De todas las niñas que retrató, la evocación de Alicia perduraría en su recuerdo hasta el final de su vida: “Siempre tengo en el corazón la imagen de Alicia, mi primera amiga niña, la que fue mi ideal durante tantos años. Desde entonces, he tenido decenas de amigas niñas, pero con ellas todo ha sido diferente”. De Alicia se conservan diez fotografías; nueve como niña, ya sea sola o acompañada por sus hermanas, y una como mujer casada.
Para retratar a las pequeñas, el también matemático se valía de distintos recursos: llevaba juguetes en sus bolsillos y así las atraía; las buscaba en calles, teatros infantiles, jardines y parques y, en muchas ocasiones —aún se conserva dicha correspondencia—, escribía a los padres para solicitarles su autorización. Ya en el estudio, Dodgson —que era su verdadero nombre— recurría a juguetes mecánicos, disfraces, cajas de música e, incluso, a contar historias fantásticas a sus modelos para crear un cómodo ambiente de trabajo. Cuando crecieron, ninguna de estas niñas modelo expuso o denunció abuso por parte de Carroll.
En 1880, Lewis abandonó definitivamente la fotografía. Tenía cuarenta y ocho años. Sus doce álbumes fueron expurgados, incluso en vida del autor, y él mismo insistió en que, a su muerte, los retratos fueran enviados a sus modelos o a sus parientes, o fueran destruidos. Por esa razón se conserva tan poco material de su autoría.
En una entrevista, Servando Rocha —encargado de la edición española que recupera la correspondencia de Lewis Carroll en el libro El hombre que amaba a las niñas— revela: “Él amaba a las niñas en una época, alrededor de 1860, en la que había muchos fotógrafos que hacían lo mismo; pero lo que sorprende es que, cuando escribe las cartas, se hace pasar por un niño. No es un adulto escribiendo”. Lo anterior lo confirma Beatrice Hatch, otra de sus grandes musas: “Uno de los aspectos más atractivos de su persona era que, a pesar de tratar siempre de igual a igual a sus amigas niñas, nunca vacilaba en corregirles sus faltas —nunca con represión, sino de un modo que a cada cual hacía ver su lado malo y detestarlo. A una le quedaban grabadas sus palabras, que ni por un momento las veía como las proferidas por un adulto en el colegio o en la casa. Realmente poseía un corazón infantil, de forma que cuando se dirigía a una niña, ésta entendía hasta las cosas más profundas de la vida, porque estaban dichas en su propio lenguaje”.
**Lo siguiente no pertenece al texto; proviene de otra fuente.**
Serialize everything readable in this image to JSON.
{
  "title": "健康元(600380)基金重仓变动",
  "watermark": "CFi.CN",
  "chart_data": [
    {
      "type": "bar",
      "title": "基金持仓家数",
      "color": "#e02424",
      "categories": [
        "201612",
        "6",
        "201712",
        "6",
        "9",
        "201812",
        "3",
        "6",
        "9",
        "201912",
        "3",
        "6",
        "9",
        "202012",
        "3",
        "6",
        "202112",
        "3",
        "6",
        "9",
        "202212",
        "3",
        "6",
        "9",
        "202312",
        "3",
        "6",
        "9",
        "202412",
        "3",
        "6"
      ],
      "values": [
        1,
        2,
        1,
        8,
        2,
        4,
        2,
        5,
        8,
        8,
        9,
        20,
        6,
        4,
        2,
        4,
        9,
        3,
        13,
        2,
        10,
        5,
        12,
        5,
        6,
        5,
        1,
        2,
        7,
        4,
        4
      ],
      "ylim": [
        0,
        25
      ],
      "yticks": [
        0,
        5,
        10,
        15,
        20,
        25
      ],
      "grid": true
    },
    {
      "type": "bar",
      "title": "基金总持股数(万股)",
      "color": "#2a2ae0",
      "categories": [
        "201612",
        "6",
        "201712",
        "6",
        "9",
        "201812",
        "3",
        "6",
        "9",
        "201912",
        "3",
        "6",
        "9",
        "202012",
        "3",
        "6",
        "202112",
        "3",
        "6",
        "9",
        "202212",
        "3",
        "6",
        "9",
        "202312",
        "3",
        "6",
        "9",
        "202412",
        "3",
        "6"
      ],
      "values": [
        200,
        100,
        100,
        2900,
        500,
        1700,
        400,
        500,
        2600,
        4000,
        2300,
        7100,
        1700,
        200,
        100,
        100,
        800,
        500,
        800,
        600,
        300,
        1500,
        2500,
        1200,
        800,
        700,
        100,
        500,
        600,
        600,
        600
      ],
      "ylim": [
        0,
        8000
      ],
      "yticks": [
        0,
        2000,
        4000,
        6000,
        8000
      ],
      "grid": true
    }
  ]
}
Lewis Carroll, fotógrafo de niñas, también cultivó el paisajismo y el retrato de celebridades. Su trabajo fue recuperado y reivindicado por el Círculo de Bloomsbury, al que pertenecía Virginia Woolf, y en la actualidad es considerado uno de los fotógrafos más importantes e influyentes de la época victoriana. Su búsqueda por la belleza y por la naturalidad la halló en los retratos de niñas. Tal vez enamorado. Tal vez con la curiosidad eterna de un niño.